I saw this clearly when building a no-server, fully client-side transcription tool based on NVIDIA Parakeet v3. Managers in my company needed a private way to transcribe client-sensitive discussions, but the tool also had to be widely accessible. That created a hard boundary: browser-only, no cloud servers involved.

Once that boundary was set, many decisions became easier. Audio handling, model loading, UI states, privacy expectations, and failure cases all had to fit around it. The prompt was never as loose as "build a transcription app". It was closer to a list of specifications provided through multiple prompts, describing a private, browser-only transcription tool for sensitive discussions, using a targeted speech model, and other supporting considerations that ensured no server in the loop.
AI performs much better when intent has shape. It can fill in implementation details, test assumptions, suggest edge cases, and propose cleaner paths. But the direction has to come from the person using it, and so does the choice of how much to define upfront versus how much to discover through iterative prompting.
Small software becomes worth building
The bigger shift is that more small, specific software now clears the bar for being built. Many useful tools are too specific to become major product bets, but too painful to leave unresolved. They sit as backlog items, manual workarounds, scripts, or repeated explanations. Some of the internal tools from the past two weeks fit this category.
For example, I built a reusable Atlassian to Firebase Auth bridge, so internal company tools could use Atlassian login and still end up with Firebase Authentication sessions. I also built a Bifrost plugin for an internal LLM gateway, to support Bring-Your-Own-Key (BYOK) setups across different AI coding tools while making sure they could all benefit from automatic prompt caching when routed to Claude-compatible providers.

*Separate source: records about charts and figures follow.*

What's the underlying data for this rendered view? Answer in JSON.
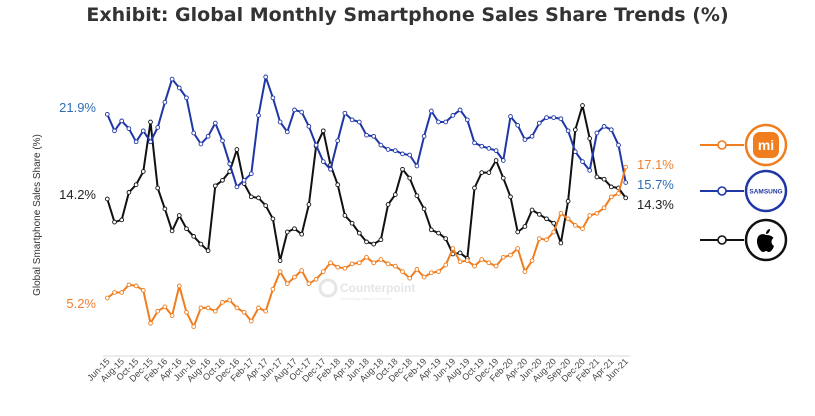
{
  "chart_data": {
    "type": "line",
    "title": "Exhibit: Global Monthly Smartphone Sales Share Trends (%)",
    "xlabel": "",
    "ylabel": "Global Smartphone Sales Share (%)",
    "ylim": [
      0,
      27
    ],
    "grid": false,
    "legend_position": "right",
    "tick_labels": [
      "Jun-15",
      "Aug-15",
      "Oct-15",
      "Dec-15",
      "Feb-16",
      "Apr-16",
      "Jun-16",
      "Aug-16",
      "Oct-16",
      "Dec-16",
      "Feb-17",
      "Apr-17",
      "Jun-17",
      "Aug-17",
      "Oct-17",
      "Dec-17",
      "Feb-18",
      "Apr-18",
      "Jun-18",
      "Aug-18",
      "Oct-18",
      "Dec-18",
      "Feb-19",
      "Apr-19",
      "Jun-19",
      "Aug-19",
      "Oct-19",
      "Dec-19",
      "Feb-20",
      "Apr-20",
      "Jun-20",
      "Aug-20",
      "Sep-20",
      "Dec-20",
      "Feb-21",
      "Apr-21",
      "Jun-21"
    ],
    "series": [
      {
        "name": "Samsung",
        "color": "#1f36a6",
        "label_color": "#2f6db3",
        "start_label": "21.9%",
        "end_label": "15.7%",
        "values": [
          21.9,
          20.4,
          21.3,
          20.6,
          19.4,
          20.4,
          19.4,
          20.7,
          23.0,
          25.1,
          24.3,
          23.4,
          20.2,
          19.2,
          19.9,
          21.1,
          19.5,
          17.4,
          15.3,
          15.9,
          16.5,
          21.8,
          25.3,
          23.4,
          21.2,
          20.3,
          22.3,
          22.1,
          20.8,
          19.1,
          17.6,
          16.9,
          19.5,
          22.0,
          21.4,
          21.2,
          20.0,
          19.9,
          19.1,
          18.7,
          18.6,
          18.3,
          18.2,
          17.2,
          19.9,
          22.2,
          21.2,
          21.2,
          21.8,
          22.3,
          21.4,
          19.3,
          19.0,
          18.8,
          18.6,
          17.7,
          21.7,
          20.9,
          19.6,
          19.9,
          21.1,
          21.6,
          21.6,
          21.5,
          20.4,
          18.5,
          17.6,
          16.8,
          20.2,
          20.8,
          20.5,
          19.1,
          15.7
        ]
      },
      {
        "name": "Apple",
        "color": "#111111",
        "label_color": "#222222",
        "start_label": "14.2%",
        "end_label": "14.3%",
        "values": [
          14.2,
          12.1,
          12.3,
          14.8,
          15.5,
          16.7,
          21.2,
          15.2,
          13.3,
          11.3,
          12.7,
          11.5,
          10.8,
          10.1,
          9.5,
          15.4,
          15.9,
          16.7,
          18.7,
          15.6,
          14.4,
          14.3,
          13.6,
          12.4,
          8.6,
          11.2,
          11.5,
          11.0,
          13.7,
          19.0,
          20.4,
          17.3,
          15.5,
          12.7,
          12.0,
          11.1,
          10.3,
          10.1,
          10.5,
          13.7,
          14.6,
          16.9,
          16.1,
          14.5,
          13.3,
          11.4,
          11.1,
          10.6,
          9.2,
          9.3,
          8.8,
          15.2,
          16.6,
          16.6,
          17.7,
          16.1,
          14.4,
          11.2,
          11.7,
          13.2,
          12.8,
          12.4,
          12.0,
          10.2,
          14.0,
          20.5,
          22.7,
          19.7,
          16.2,
          16.0,
          15.3,
          15.2,
          14.3
        ]
      },
      {
        "name": "Xiaomi",
        "color": "#f07d1e",
        "label_color": "#f08030",
        "start_label": "5.2%",
        "end_label": "17.1%",
        "values": [
          5.2,
          5.7,
          5.7,
          6.4,
          6.3,
          5.9,
          2.9,
          4.0,
          4.4,
          3.6,
          6.3,
          3.9,
          2.6,
          4.3,
          4.3,
          4.0,
          4.8,
          5.0,
          4.3,
          3.9,
          3.1,
          4.3,
          4.0,
          6.0,
          7.6,
          6.5,
          7.1,
          7.7,
          6.5,
          6.9,
          7.6,
          8.4,
          8.0,
          7.9,
          8.3,
          8.4,
          8.9,
          8.4,
          8.7,
          8.3,
          8.1,
          7.6,
          7.0,
          7.8,
          7.1,
          7.5,
          7.6,
          8.2,
          9.7,
          8.5,
          8.6,
          8.1,
          8.7,
          8.4,
          8.1,
          8.9,
          9.1,
          9.7,
          7.6,
          8.6,
          10.6,
          10.5,
          11.2,
          12.9,
          12.4,
          11.8,
          11.5,
          12.7,
          12.9,
          13.4,
          14.4,
          14.7,
          17.1
        ]
      }
    ],
    "legend": [
      {
        "name": "Xiaomi",
        "logo_text": "mi",
        "color": "#f07d1e"
      },
      {
        "name": "Samsung",
        "logo_text": "SAMSUNG",
        "color": "#1f36a6"
      },
      {
        "name": "Apple",
        "logo_text": "",
        "color": "#111111"
      }
    ]
  },
  "watermark": {
    "name": "Counterpoint",
    "tagline": "Technology Market Research"
  }
}
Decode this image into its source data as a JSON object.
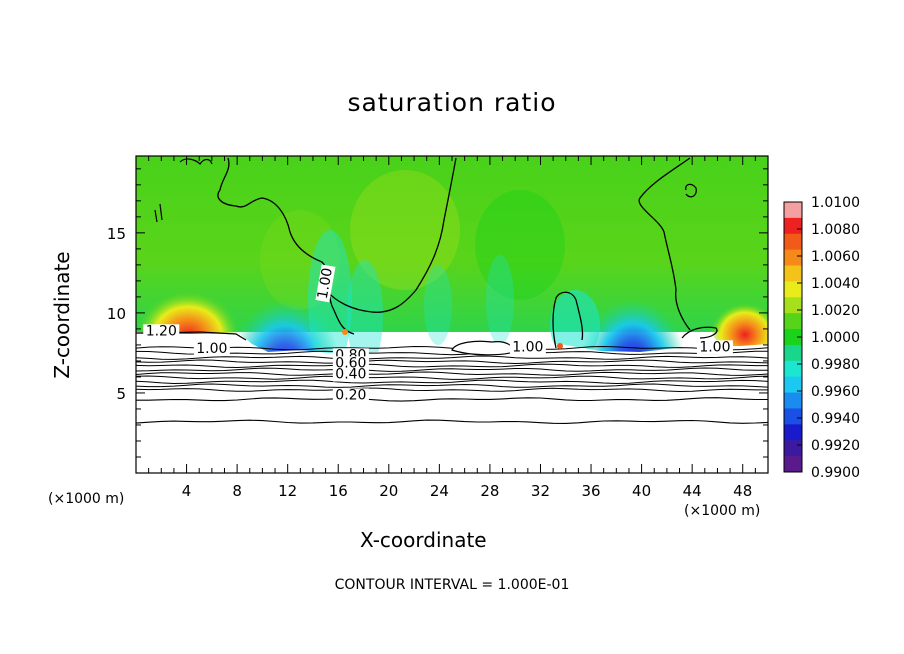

Before AI-assisted development, these small tools might have been postponed because even if the value was real, the build cost was non-trivial. AI changes that math: not by making every idea worth building, but by making these narrow practical tools feasible when the intent is clear enough.
The costs move upstream
There is still a cost to this new pace. AI-assisted development creates what I think of as cognitive debt: the growing gap between code that exists and code you truly understand. I have seen this firsthand. Earlier software work shipped quickly but left behind large files and duplicated logic that made the code harder to reason about over time. I now treat tests, reviews, and cleanup as part of the working loop, because the agent needs fast signals about whether its changes are correct, and I still need to understand the shape of the system before I can trust it.
Cognitive debt is manageable, though. The more consequential question is about intent: how much do you define before you start building, and how much do you discover along the way? You can define a tight specification before the first prompt, or start loose and sharpen direction through iterative prompts. Both are valid approaches, and they produce different failure modes. One risks over-committing to assumptions. The other risks drifting without noticing. Where you land between them changes what AI builds, what gets caught early, and what only becomes visible after the system is already in use.
The tools I built over these past two weeks each landed differently on that spectrum, depending on how well the problem was already understood. But whether they turn out well has nothing to do with the speed of AI-assisted coding. It comes down to whether I actually understood the problem before I started, or only thought I did. I am still learning to tell the difference. That gap is where most of the waste happens, and AI makes it more expensive, not less. When building was slow, a weak idea had time to die on its own. Now you finish before you think to question it, and the existence of working software makes it harder to walk away.